A plataforma já está disponível para acesso e o preenchimento do cadastro poderá ser realizado ao longo do ano de 2026. A transição completa do fluxo de seleção para o novo ambiente digital será concluída para ter validade nos editais previstos para o ano letivo de 2027.
O sistema apresenta interface que se adapta, permitindo o preenchimento e acompanhamento das etapas diretamente por dispositivos móveis, como celulares e tablets. Outra mudança estrutural do Caes é a otimização do formulário socioeconômico, que teve sua extensão reduzida de 14 para 9 páginas. O documento passa a ser pré-preenchido de forma automática com dados cadastrais já existentes nas bases de dados integradas da Ufac, evitando a inserção repetitiva de informações pessoais pelos discentes.

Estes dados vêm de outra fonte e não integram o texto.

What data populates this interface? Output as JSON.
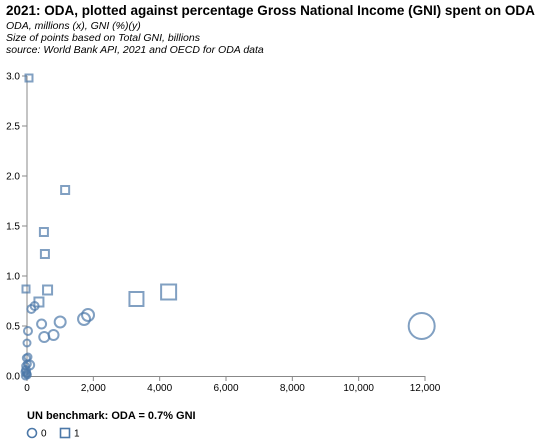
{
  "chart_data": {
    "type": "scatter",
    "title": "2021: ODA, plotted against percentage Gross National Income (GNI) spent on ODA",
    "subtitles": [
      "ODA, millions (x), GNI (%)(y)",
      "Size of points based on Total GNI, billions",
      "source: World Bank API, 2021 and OECD for ODA data"
    ],
    "xlim": [
      0,
      12000
    ],
    "ylim": [
      0,
      3.0
    ],
    "x_ticks": [
      0,
      2000,
      4000,
      6000,
      8000,
      10000,
      12000
    ],
    "x_tick_labels": [
      "0",
      "2,000",
      "4,000",
      "6,000",
      "8,000",
      "10,000",
      "12,000"
    ],
    "y_ticks": [
      0,
      0.5,
      1.0,
      1.5,
      2.0,
      2.5,
      3.0
    ],
    "y_tick_labels": [
      "0.0",
      "0.5",
      "1.0",
      "1.5",
      "2.0",
      "2.5",
      "3.0"
    ],
    "grid": false,
    "legend": {
      "title": "UN benchmark: ODA = 0.7% GNI",
      "placement": "bottom-left",
      "entries": [
        {
          "label": "0",
          "shape": "circle"
        },
        {
          "label": "1",
          "shape": "square"
        }
      ]
    },
    "color": "#4c78a8",
    "points": [
      {
        "x": 60,
        "y": 2.98,
        "size": 7,
        "group": 1
      },
      {
        "x": 1150,
        "y": 1.86,
        "size": 8,
        "group": 1
      },
      {
        "x": 510,
        "y": 1.44,
        "size": 8,
        "group": 1
      },
      {
        "x": 540,
        "y": 1.22,
        "size": 8,
        "group": 1
      },
      {
        "x": -30,
        "y": 0.87,
        "size": 7,
        "group": 1
      },
      {
        "x": 620,
        "y": 0.86,
        "size": 9,
        "group": 1
      },
      {
        "x": 360,
        "y": 0.74,
        "size": 9,
        "group": 1
      },
      {
        "x": 3300,
        "y": 0.77,
        "size": 14,
        "group": 1
      },
      {
        "x": 4270,
        "y": 0.84,
        "size": 15,
        "group": 1
      },
      {
        "x": 130,
        "y": 0.67,
        "size": 8,
        "group": 0
      },
      {
        "x": 230,
        "y": 0.7,
        "size": 8,
        "group": 0
      },
      {
        "x": 30,
        "y": 0.45,
        "size": 8,
        "group": 0
      },
      {
        "x": 440,
        "y": 0.52,
        "size": 9,
        "group": 0
      },
      {
        "x": 520,
        "y": 0.39,
        "size": 10,
        "group": 0
      },
      {
        "x": 800,
        "y": 0.41,
        "size": 10,
        "group": 0
      },
      {
        "x": 1000,
        "y": 0.54,
        "size": 11,
        "group": 0
      },
      {
        "x": 1720,
        "y": 0.57,
        "size": 12,
        "group": 0
      },
      {
        "x": 1840,
        "y": 0.61,
        "size": 12,
        "group": 0
      },
      {
        "x": 11900,
        "y": 0.5,
        "size": 26,
        "group": 0
      },
      {
        "x": 0,
        "y": 0.33,
        "size": 7,
        "group": 0
      },
      {
        "x": 30,
        "y": 0.19,
        "size": 7,
        "group": 0
      },
      {
        "x": -20,
        "y": 0.18,
        "size": 7,
        "group": 0
      },
      {
        "x": 80,
        "y": 0.11,
        "size": 9,
        "group": 0
      },
      {
        "x": 10,
        "y": 0.12,
        "size": 7,
        "group": 0
      },
      {
        "x": -40,
        "y": 0.1,
        "size": 7,
        "group": 0
      },
      {
        "x": -30,
        "y": 0.06,
        "size": 8,
        "group": 0
      },
      {
        "x": -60,
        "y": 0.04,
        "size": 7,
        "group": 0
      },
      {
        "x": -10,
        "y": 0.03,
        "size": 7,
        "group": 0
      },
      {
        "x": 10,
        "y": 0.01,
        "size": 7,
        "group": 0
      },
      {
        "x": -50,
        "y": 0.0,
        "size": 7,
        "group": 0
      },
      {
        "x": 0,
        "y": 0.02,
        "size": 7,
        "group": 0
      }
    ]
  }
}
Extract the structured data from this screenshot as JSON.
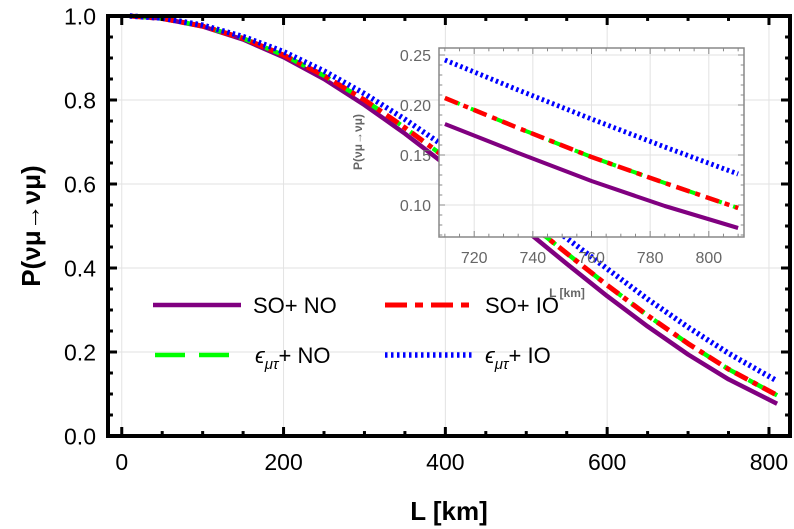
{
  "chart_data": [
    {
      "type": "line",
      "xlabel": "L [km]",
      "ylabel": "P(νμ→νμ)",
      "xlim": [
        -17,
        826
      ],
      "ylim": [
        0,
        1
      ],
      "xticks": [
        "0",
        "200",
        "400",
        "600",
        "800"
      ],
      "xtick_values": [
        0,
        200,
        400,
        600,
        800
      ],
      "yticks": [
        "0.0",
        "0.2",
        "0.4",
        "0.6",
        "0.8",
        "1.0"
      ],
      "ytick_values": [
        0,
        0.2,
        0.4,
        0.6,
        0.8,
        1.0
      ],
      "grid": true,
      "legend_placement": "bottom-center",
      "x": [
        10,
        50,
        100,
        150,
        200,
        250,
        300,
        350,
        400,
        450,
        500,
        550,
        600,
        650,
        700,
        750,
        810
      ],
      "series": [
        {
          "name": "SO+ NO",
          "color": "#800080",
          "style": "solid",
          "values": [
            1.0,
            0.994,
            0.975,
            0.944,
            0.902,
            0.85,
            0.788,
            0.72,
            0.646,
            0.568,
            0.489,
            0.41,
            0.333,
            0.261,
            0.194,
            0.135,
            0.077
          ]
        },
        {
          "name": "ϵμτ+ NO",
          "color": "#00ff00",
          "style": "dashed",
          "values": [
            1.0,
            0.994,
            0.976,
            0.947,
            0.907,
            0.858,
            0.8,
            0.734,
            0.663,
            0.589,
            0.512,
            0.435,
            0.359,
            0.287,
            0.22,
            0.159,
            0.097
          ]
        },
        {
          "name": "SO+ IO",
          "color": "#ff0000",
          "style": "dashdot",
          "values": [
            1.0,
            0.994,
            0.976,
            0.947,
            0.907,
            0.858,
            0.8,
            0.734,
            0.663,
            0.589,
            0.512,
            0.435,
            0.359,
            0.287,
            0.22,
            0.159,
            0.097
          ]
        },
        {
          "name": "ϵμτ+ IO",
          "color": "#0000ff",
          "style": "dotted",
          "values": [
            1.0,
            0.995,
            0.978,
            0.951,
            0.915,
            0.869,
            0.815,
            0.754,
            0.688,
            0.618,
            0.545,
            0.471,
            0.398,
            0.326,
            0.259,
            0.197,
            0.131
          ]
        }
      ],
      "legend": [
        {
          "label_main": "SO+ NO",
          "label_sub": "",
          "label_tail": ""
        },
        {
          "label_main": "SO+ IO",
          "label_sub": "",
          "label_tail": ""
        },
        {
          "label_main": "ϵ",
          "label_sub": "μτ",
          "label_tail": "+ NO"
        },
        {
          "label_main": "ϵ",
          "label_sub": "μτ",
          "label_tail": "+ IO"
        }
      ]
    },
    {
      "type": "line",
      "inset": true,
      "xlabel": "L [km]",
      "ylabel": "P(νμ→νμ)",
      "xlim": [
        708,
        812
      ],
      "ylim": [
        0.068,
        0.257
      ],
      "xticks": [
        "720",
        "740",
        "760",
        "780",
        "800"
      ],
      "xtick_values": [
        720,
        740,
        760,
        780,
        800
      ],
      "yticks": [
        "0.10",
        "0.15",
        "0.20",
        "0.25"
      ],
      "ytick_values": [
        0.1,
        0.15,
        0.2,
        0.25
      ],
      "grid": true,
      "x": [
        710,
        735,
        760,
        785,
        810
      ],
      "series": [
        {
          "name": "SO+ NO",
          "color": "#800080",
          "style": "solid",
          "values": [
            0.181,
            0.152,
            0.124,
            0.099,
            0.077
          ]
        },
        {
          "name": "ϵμτ+ NO",
          "color": "#00ff00",
          "style": "dashed",
          "values": [
            0.207,
            0.177,
            0.148,
            0.122,
            0.097
          ]
        },
        {
          "name": "SO+ IO",
          "color": "#ff0000",
          "style": "dashdot",
          "values": [
            0.207,
            0.177,
            0.148,
            0.122,
            0.097
          ]
        },
        {
          "name": "ϵμτ+ IO",
          "color": "#0000ff",
          "style": "dotted",
          "values": [
            0.245,
            0.215,
            0.186,
            0.158,
            0.131
          ]
        }
      ]
    }
  ]
}
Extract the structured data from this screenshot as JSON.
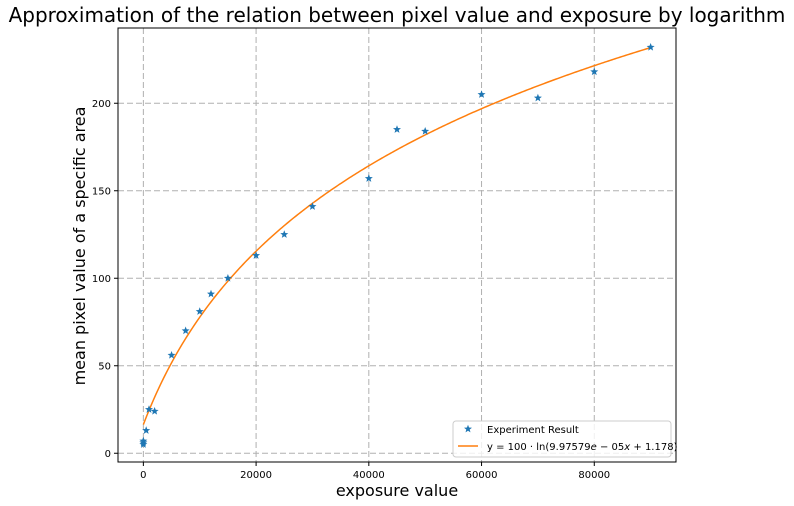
{
  "chart_data": {
    "type": "scatter",
    "title": "Approximation of the relation between pixel value and exposure by logarithm",
    "xlabel": "exposure value",
    "ylabel": "mean pixel value of a specific area",
    "xlim": [
      -4500,
      94500
    ],
    "ylim": [
      -5,
      243
    ],
    "xticks": [
      0,
      20000,
      40000,
      60000,
      80000
    ],
    "xtick_labels": [
      "0",
      "20000",
      "40000",
      "60000",
      "80000"
    ],
    "yticks": [
      0,
      50,
      100,
      150,
      200
    ],
    "ytick_labels": [
      "0",
      "50",
      "100",
      "150",
      "200"
    ],
    "grid": true,
    "legend_position": "lower right",
    "series": [
      {
        "name": "Experiment Result",
        "kind": "scatter",
        "marker": "star",
        "color": "#1f77b4",
        "points": [
          [
            0,
            5
          ],
          [
            0,
            6
          ],
          [
            0,
            7
          ],
          [
            500,
            13
          ],
          [
            1000,
            25
          ],
          [
            2000,
            24
          ],
          [
            5000,
            56
          ],
          [
            7500,
            70
          ],
          [
            10000,
            81
          ],
          [
            12000,
            91
          ],
          [
            15000,
            100
          ],
          [
            20000,
            113
          ],
          [
            25000,
            125
          ],
          [
            30000,
            141
          ],
          [
            40000,
            157
          ],
          [
            45000,
            185
          ],
          [
            50000,
            184
          ],
          [
            60000,
            205
          ],
          [
            70000,
            203
          ],
          [
            80000,
            218
          ],
          [
            90000,
            232
          ]
        ]
      },
      {
        "name_prefix": "y = 100 · ln(9.97579",
        "name_suffix": " − 05",
        "name_x": "x",
        "name_tail": " + 1.178)",
        "kind": "line",
        "color": "#ff7f0e",
        "formula": {
          "scale": 100,
          "a": 9.97579e-05,
          "b": 1.178
        },
        "x_range": [
          0,
          90000
        ]
      }
    ]
  }
}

O modelo operacional introduz a aprovação prévia do cadastro socioeconômico, que terá validade mínima de dois anos. Com a homologação efetuada pela equipe de assistentes sociais da Proaes, o estudante integrará um banco de dados unificado, ficando apto a diferentes modalidades de auxílios e bolsas por meio de uma manifestação de interesse digital, sem a necessidade de reapresentar a documentação completa a cada novo edital lançado. Apenas modalidades específicas que demandem comprovações complementares, como o auxílio-creche, exigirão anexos pontuais.
O desenvolvimento da ferramenta durou aproximadamente dez meses e foi viabilizado por uma cooperação técnica entre a Proaes, o projeto WebAcademy, sob coordenação do professor Daricélio Moreira, o Núcleo de Tecnologia da Informação e o corpo de assistentes sociais da universidade, que atuaram na especificação das regras de negócio do software. Três acadêmicos selecionados via edital atuaram diretamente na programação e construção do sistema.

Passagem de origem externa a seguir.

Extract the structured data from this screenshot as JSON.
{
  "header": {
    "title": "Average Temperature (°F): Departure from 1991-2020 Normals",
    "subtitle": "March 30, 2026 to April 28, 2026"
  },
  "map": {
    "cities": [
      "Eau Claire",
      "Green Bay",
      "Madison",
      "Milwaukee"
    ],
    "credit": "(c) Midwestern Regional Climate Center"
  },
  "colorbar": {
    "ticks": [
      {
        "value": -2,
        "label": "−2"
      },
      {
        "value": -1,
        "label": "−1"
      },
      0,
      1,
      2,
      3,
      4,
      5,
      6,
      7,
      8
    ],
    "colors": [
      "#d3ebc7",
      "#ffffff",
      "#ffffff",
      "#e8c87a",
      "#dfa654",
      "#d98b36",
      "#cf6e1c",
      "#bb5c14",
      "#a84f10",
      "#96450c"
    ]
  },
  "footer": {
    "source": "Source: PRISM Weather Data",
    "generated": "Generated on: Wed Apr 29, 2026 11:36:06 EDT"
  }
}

“O Cadastro da Assistência Estudantil vai trazer uma redução na burocracia e a possibilidade de melhorar o acesso dos estudantes aos benefícios da Proaes”, disse o pró-reitor de Assuntos Estudantis, Isaac Dayan. “Temos vários aspectos que ajudam o estudante a ter uma melhor experiência na hora de concorrer, como uma interface intuitiva e a redução da quantidade de páginas do formulário. Acreditamos que será um grande avanço na política de assistência estudantil.”